El doctor Cranston llenó dos cuartillas y dejó de lado la libreta para mirar a Elvis a los ojos:

 

—¿Puede detectar el momento aproximado en que empezó a tener estos pensamientos suicidas?

 

—Como le decía, son meras fantasías. Pero si mal no recuerdo iniciaron durante mi primer mes en cautiverio, alrededor del tiempo en que me tatuaron —Elvis alzó su mano izquierda para mostrarle al doctor el número serial grabado en su muñeca— y comprendí que mi persona pertenecía a los Estudios Disney.

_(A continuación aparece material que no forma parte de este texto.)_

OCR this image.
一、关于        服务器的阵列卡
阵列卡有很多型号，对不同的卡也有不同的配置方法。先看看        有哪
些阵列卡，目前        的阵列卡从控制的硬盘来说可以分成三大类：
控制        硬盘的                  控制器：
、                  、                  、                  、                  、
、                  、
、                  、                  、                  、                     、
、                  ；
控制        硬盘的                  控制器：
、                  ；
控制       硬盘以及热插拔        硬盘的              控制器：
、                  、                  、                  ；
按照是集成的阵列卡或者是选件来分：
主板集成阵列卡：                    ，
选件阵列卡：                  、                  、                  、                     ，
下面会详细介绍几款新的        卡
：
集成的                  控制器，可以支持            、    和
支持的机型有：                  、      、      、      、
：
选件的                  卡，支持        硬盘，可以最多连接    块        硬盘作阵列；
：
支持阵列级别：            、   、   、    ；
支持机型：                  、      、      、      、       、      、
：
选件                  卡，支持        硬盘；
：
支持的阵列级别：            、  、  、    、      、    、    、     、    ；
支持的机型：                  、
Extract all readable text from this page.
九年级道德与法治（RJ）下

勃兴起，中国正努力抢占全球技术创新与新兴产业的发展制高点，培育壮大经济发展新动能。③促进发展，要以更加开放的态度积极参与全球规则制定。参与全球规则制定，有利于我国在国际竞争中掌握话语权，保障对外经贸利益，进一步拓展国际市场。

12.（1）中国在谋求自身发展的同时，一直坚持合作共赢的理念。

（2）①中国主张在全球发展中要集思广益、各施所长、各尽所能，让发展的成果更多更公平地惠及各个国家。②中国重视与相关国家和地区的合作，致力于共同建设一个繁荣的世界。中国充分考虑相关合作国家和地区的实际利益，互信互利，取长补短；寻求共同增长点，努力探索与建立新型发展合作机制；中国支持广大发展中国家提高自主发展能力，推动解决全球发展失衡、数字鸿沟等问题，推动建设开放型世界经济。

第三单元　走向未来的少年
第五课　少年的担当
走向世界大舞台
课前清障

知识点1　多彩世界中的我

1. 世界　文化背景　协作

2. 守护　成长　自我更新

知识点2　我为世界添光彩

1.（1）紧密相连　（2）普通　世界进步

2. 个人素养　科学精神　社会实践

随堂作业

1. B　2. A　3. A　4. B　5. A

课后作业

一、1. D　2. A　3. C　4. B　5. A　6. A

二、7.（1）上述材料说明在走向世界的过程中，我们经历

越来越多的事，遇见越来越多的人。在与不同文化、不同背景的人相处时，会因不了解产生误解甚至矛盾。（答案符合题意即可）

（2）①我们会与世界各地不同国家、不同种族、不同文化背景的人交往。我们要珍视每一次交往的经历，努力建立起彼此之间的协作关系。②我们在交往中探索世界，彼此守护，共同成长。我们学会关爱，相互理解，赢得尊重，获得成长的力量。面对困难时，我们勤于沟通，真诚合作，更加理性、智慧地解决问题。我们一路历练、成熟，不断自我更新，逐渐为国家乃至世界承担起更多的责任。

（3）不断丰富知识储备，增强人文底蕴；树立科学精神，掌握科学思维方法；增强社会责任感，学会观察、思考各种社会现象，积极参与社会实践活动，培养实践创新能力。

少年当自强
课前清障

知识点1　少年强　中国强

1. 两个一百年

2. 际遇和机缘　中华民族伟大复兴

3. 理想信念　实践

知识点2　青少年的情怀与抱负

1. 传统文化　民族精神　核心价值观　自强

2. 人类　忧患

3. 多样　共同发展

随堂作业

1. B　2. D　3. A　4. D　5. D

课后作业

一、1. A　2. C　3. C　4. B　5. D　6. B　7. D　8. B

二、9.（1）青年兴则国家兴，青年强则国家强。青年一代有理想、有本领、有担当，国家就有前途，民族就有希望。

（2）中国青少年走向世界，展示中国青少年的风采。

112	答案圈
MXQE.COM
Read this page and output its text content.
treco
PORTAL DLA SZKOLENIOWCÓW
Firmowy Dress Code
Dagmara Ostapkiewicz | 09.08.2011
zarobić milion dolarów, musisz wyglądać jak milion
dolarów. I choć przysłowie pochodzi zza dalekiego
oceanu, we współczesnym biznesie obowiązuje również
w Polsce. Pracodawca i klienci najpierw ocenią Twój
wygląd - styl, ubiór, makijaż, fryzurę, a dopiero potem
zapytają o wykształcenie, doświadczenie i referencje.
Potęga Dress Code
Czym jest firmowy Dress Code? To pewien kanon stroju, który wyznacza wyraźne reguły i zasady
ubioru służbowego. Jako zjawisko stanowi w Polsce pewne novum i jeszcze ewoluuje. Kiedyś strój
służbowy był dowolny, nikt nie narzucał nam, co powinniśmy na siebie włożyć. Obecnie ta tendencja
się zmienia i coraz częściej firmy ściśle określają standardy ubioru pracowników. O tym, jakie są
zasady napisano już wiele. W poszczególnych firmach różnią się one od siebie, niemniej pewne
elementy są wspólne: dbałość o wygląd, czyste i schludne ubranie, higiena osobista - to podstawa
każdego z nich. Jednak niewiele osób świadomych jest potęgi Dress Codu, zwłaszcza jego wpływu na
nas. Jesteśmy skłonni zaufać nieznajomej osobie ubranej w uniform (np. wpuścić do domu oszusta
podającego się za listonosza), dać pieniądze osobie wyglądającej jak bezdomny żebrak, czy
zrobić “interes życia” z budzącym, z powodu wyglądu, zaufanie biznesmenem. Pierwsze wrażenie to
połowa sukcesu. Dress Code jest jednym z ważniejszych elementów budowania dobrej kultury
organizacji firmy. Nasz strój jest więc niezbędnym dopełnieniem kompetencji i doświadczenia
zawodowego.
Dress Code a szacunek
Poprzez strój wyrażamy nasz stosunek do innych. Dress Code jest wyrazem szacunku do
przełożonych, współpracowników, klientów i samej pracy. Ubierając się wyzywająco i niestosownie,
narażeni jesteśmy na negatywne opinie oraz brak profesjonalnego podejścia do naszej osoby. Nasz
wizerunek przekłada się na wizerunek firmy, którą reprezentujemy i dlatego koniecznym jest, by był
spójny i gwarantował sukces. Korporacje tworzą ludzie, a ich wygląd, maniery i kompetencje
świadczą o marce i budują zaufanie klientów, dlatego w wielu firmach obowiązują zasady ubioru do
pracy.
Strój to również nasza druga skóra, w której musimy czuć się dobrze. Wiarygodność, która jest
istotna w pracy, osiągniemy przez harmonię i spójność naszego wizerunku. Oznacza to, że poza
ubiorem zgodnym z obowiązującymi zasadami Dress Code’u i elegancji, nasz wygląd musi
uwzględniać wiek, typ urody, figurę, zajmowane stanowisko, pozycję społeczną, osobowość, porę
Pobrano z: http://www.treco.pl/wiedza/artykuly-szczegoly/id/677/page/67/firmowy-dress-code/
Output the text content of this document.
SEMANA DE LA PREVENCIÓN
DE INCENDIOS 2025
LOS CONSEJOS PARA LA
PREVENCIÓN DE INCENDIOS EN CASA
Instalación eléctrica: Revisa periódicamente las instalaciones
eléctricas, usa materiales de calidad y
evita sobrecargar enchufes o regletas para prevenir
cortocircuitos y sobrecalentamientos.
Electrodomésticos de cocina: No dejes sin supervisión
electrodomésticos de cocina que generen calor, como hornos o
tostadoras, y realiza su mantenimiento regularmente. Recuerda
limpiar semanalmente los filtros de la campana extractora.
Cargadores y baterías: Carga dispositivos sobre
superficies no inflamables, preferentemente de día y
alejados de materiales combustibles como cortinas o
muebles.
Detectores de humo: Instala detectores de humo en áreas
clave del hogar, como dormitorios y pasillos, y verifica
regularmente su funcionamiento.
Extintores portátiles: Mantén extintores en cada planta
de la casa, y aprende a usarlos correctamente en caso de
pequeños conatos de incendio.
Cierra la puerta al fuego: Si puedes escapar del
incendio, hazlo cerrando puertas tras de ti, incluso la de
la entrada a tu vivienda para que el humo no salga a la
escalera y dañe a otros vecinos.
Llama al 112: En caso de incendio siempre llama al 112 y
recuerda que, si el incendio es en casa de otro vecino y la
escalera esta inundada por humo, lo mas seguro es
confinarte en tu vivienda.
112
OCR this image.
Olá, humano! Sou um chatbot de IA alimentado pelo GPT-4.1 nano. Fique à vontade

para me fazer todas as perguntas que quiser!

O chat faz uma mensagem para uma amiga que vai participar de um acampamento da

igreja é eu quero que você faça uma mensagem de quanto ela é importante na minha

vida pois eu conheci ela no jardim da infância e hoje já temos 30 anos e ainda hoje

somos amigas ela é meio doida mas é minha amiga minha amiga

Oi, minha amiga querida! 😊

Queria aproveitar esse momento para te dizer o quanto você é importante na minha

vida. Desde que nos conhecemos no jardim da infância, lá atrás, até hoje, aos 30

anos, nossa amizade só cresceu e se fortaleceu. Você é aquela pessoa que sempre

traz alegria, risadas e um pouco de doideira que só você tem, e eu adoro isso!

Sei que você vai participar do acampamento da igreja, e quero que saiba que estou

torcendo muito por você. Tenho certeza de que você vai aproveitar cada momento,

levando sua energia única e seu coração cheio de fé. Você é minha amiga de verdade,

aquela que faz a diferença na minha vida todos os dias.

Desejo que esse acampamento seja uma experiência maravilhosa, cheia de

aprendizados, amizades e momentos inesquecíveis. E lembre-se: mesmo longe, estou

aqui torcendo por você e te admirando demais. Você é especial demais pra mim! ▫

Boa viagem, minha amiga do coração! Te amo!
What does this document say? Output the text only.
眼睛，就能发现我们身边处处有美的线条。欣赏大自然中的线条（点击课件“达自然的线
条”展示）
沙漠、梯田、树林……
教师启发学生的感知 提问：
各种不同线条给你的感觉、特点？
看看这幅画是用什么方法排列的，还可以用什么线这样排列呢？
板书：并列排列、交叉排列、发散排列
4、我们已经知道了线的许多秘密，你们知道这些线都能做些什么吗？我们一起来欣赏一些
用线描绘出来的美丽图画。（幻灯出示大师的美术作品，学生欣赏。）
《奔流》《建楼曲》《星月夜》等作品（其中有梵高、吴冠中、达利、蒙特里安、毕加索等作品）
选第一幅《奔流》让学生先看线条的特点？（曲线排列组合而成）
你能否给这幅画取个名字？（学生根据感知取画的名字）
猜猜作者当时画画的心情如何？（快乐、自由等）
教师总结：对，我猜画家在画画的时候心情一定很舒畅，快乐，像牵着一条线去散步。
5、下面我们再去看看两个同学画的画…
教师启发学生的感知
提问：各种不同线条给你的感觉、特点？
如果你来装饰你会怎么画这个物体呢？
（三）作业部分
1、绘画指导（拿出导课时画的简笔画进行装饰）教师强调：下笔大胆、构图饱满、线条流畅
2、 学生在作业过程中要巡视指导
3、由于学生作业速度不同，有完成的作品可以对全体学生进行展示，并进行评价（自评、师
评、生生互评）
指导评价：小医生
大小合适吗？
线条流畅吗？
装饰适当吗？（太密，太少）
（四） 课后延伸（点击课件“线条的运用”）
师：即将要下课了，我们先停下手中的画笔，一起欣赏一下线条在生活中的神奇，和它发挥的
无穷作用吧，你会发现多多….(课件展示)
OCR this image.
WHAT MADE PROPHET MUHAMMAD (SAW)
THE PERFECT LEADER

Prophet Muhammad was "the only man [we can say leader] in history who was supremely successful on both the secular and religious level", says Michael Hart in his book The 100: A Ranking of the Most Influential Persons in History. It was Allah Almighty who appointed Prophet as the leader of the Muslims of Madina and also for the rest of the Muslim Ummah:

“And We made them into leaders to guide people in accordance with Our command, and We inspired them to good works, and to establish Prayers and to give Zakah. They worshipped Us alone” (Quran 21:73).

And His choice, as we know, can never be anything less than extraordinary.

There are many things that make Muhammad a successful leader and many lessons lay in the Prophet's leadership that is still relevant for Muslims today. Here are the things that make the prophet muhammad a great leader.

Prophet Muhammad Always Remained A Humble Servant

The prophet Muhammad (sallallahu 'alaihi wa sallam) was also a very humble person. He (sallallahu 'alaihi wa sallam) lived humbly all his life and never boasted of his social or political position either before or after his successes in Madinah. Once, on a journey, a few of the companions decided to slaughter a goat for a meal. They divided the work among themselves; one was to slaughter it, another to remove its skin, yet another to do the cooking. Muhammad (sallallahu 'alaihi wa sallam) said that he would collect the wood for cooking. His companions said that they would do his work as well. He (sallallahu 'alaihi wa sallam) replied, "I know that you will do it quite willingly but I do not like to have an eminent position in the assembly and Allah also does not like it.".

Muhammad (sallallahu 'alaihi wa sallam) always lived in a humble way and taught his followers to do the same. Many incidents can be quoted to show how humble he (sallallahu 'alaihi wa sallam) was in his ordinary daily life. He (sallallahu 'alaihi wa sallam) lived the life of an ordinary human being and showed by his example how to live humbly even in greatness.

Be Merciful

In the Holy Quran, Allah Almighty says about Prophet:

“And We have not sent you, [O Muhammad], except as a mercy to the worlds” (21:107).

—Entiendo —masculló Cranston sin apartar la vista del expediente clínico.

 

—A todo esto, doc, ¿ya tiene un diagnóstico? Me gustaría saber cuándo me van a dar de alta. Vamos, me queda claro que nunca voy a estar del todo bien, que nunca seré el idiota sonriente de a pie, ni que pueda fungir como un miembro funcional de la sociedad. Seamos sinceros, no hay tratamiento que pueda paliar la esclavitud, ni tampoco suficientes píldoras en la viña del Señor para conseguir sofocar ocho años de tormentos. Soy un bien dañado, un alma violentada por la humanidad.

 

El doctor Cranston se quitó las gafas y se frotó los párpados. Depositó una mirada apenada en el macaco y aclaró su garganta con cierto nerviosismo:

 

—Me temo que ésta es una evaluación para ver si usted es candidato para formar parte de nuestros protocolos de experimentación.

 

Las palabras del doctor caían en el interior de Elvis sin encontrar resistencia ni fondo. No podía creer lo que estaba escuchando. Sus ojos se inyectaron de sangre y parecían a punto de brotar de sus cuencas. Todo se volvió oscuridad. Su ansiedad se transformó en ira. Antes de que el buen doctor pudiera siquiera percatarse de lo que le sucedía a su paciente, Elvis ya había clavado su dentadura en la nariz gorda de Cranston y tiraba de su cabellera con todas sus fuerzas, arrancando mechones rojizos que volaban en todas direcciones. Los alaridos del doctor se alcanzaban a escuchar hasta el estacionamiento del hospital. Bryce se vio obligado a pedir apoyo para lograr extirpar a Elvis de la humanidad de Cranston. En cuanto lograron separarlo, el macaco mostró una sonrisa vesánica cubierta de sangre y con restos de carne incrustados en sus encías.

 

Si bien los calmantes habían logrado apaciguar la violencia física del macaco, no existía fuerza natural ni sintética que pudieran sofocar su cólera interna. No obstante, no albergaba un solo pensamiento de venganza. El de Elvis era un viaje sin retorno hacia su esencia animal. Durante el año que pasó en la jaula del laboratorio no se le escuchó pronunciar palabra alguna ni interactuar con el personal médico. Pero su aparente ausencia no respondía a la apatía sino a una dignidad cabal, a una suave forma de genocidio, a su manera de aniquilar a la humanidad de su psique y así poder saborear, por primera vez, una suerte de libertad.